“Nerde arayacağımızı bilmiyorsak aşkı nasıl bulabiliriz?”
Yönetmen: Gustavo Taretto (Arjantin)
Mariana (Pilar Lopez de Ayala) : mimar diplomalı ama vitrin dekorasyonu yaparak geçimini sağlıyor. 4 yıllık birliktelikten sonra, sevgilisiyle aslında ayrılık biriktirdiklerini birdenbire farketmiş, yalnız düşmüş, yarasını sarmaya çalışıyor. Gözlerinin altı mor halkalı güzel bir kızcağız.
“-Suyun insanı sakinleştirdiği söylenir, yüzmeye başlamak lazım…”
Martin (Inés Efron): 30lu yaşlarında… web sayfaları ve bilgisayar oyunlari tasarlıyor. Birçok fobisi var, endişe atakları geçiriyor. Gözkenarlarındaki çizgiler hafiften kendini belli etmeye başlamış. Uzun süre ekran karşısında hareketsiz kalmaktan boynundaki omurlar çatırdıyor,
“-yüzmeye başlamak lazım!”
Martin, Mariana ve binlerce ve binlerce ve binlerce insanı kuşatan, hapseden devasa bir şehir…Buenos Aires.
Çarpık kentleşme, baz istasyonu-kablo-anten kirliliği, kalabalık caddeler, itiş kakış…
Bir hengamenin ortasında nefes almaya çalışan genç insanlar vardı.
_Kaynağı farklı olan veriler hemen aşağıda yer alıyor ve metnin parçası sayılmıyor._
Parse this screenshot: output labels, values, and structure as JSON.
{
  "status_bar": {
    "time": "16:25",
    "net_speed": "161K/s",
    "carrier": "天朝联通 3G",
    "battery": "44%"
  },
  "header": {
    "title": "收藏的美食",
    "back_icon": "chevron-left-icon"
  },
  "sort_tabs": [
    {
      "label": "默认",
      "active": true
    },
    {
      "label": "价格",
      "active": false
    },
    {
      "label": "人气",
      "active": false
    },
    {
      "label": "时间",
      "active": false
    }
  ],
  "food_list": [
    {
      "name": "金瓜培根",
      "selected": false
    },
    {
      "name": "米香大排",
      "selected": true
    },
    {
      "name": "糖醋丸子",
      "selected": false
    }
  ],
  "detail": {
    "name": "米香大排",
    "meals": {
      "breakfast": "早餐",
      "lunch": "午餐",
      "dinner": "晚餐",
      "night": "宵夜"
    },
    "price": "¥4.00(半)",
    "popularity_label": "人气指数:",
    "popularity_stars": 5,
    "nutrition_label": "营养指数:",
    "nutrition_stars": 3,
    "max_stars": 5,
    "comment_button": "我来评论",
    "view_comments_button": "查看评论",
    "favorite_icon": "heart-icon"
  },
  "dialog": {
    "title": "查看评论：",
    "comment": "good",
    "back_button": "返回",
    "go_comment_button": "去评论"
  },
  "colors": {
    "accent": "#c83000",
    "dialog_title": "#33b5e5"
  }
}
Martin ve Mariana, aynı cadde üzerindeki iki farklı apartman dairesinde, birbirlerinden habersizce hayatı sürüklüyorlardı…birbirlerine o denli ihtiyaçları varken aynı kaldırımda farklı yönlere yürüyen iki yabancı olarak.
Üç milyonluk şehirde, bu iki gencin umutsuzca adımladığı yollar en sonunda birbirine bağlanır mı?
Ya da:
- 50 daireli bir apartmanda yaşadığımız halde kendimizi nasıl bu denli yalnız hissedebiliriz?
- Internet üzerinden gerçekleştirilen iletişim bizi birbirimize yaklaştıriyor mu yoksa daha kalın duvarlı bir tecrit kalesi mi inşaa ediyoruz?
- ileriyi görenler gelecekteki iletişiminin fiber optik kabloda olduğunu söylüyorlar… işyerinden çıkarken bir düğme ile evdeki kaloriferi çalıştıracakmışız… Sıcak bir evde kapıyı açıp sizi karşılayacak biri olmadıktan sonra neye yarar ki ?
Bu filmi kimler izlemeli ?:
- gerçek aşkı aradığını iddia edenler,
- gerçek aşkı bulamadığından şikayet edenler,
- uzun aramalardan sonra gerçek aşkı bulduğunu hissedenler,
- hayatının bir döneminde okumak veya çalışmak amaçlı, adı Istanbul olan kaynayan kazanda ikamet etmiş olanlar, hala ikamet etmek zorunda kalanlar,
- metropollerdeki hayat tarzına mizahi, zekice ve oldukça estetik bir bakış düşürmek isteyenler (özellikle mimar ve şehir plancıları),
- kişisel facebook profili olmayanlar ve açmamakta dinazorvari bir inadı sürdürenler,
- şu cümleyi okuduğunda altını çizen, kenarına notlar alan ya da gönlündeki işaretlerden birine karşılık geldiğini hissedenler:
"...insan mutlu olmak için aşık olmaz.
Aşk bir kaçınılmazlıktır " (*)
Aşk bir kaçınılmazlıktır " (*)
Yaşamın, hiç de aramazken karşınıza çıkarıverdiği küçük bir mutluluk anı gibi akan bu filmi sakın ISKALAMAYIN !…
(*): Sairin Romanı, Murathan Mungan, Metis Yayınları, 2011.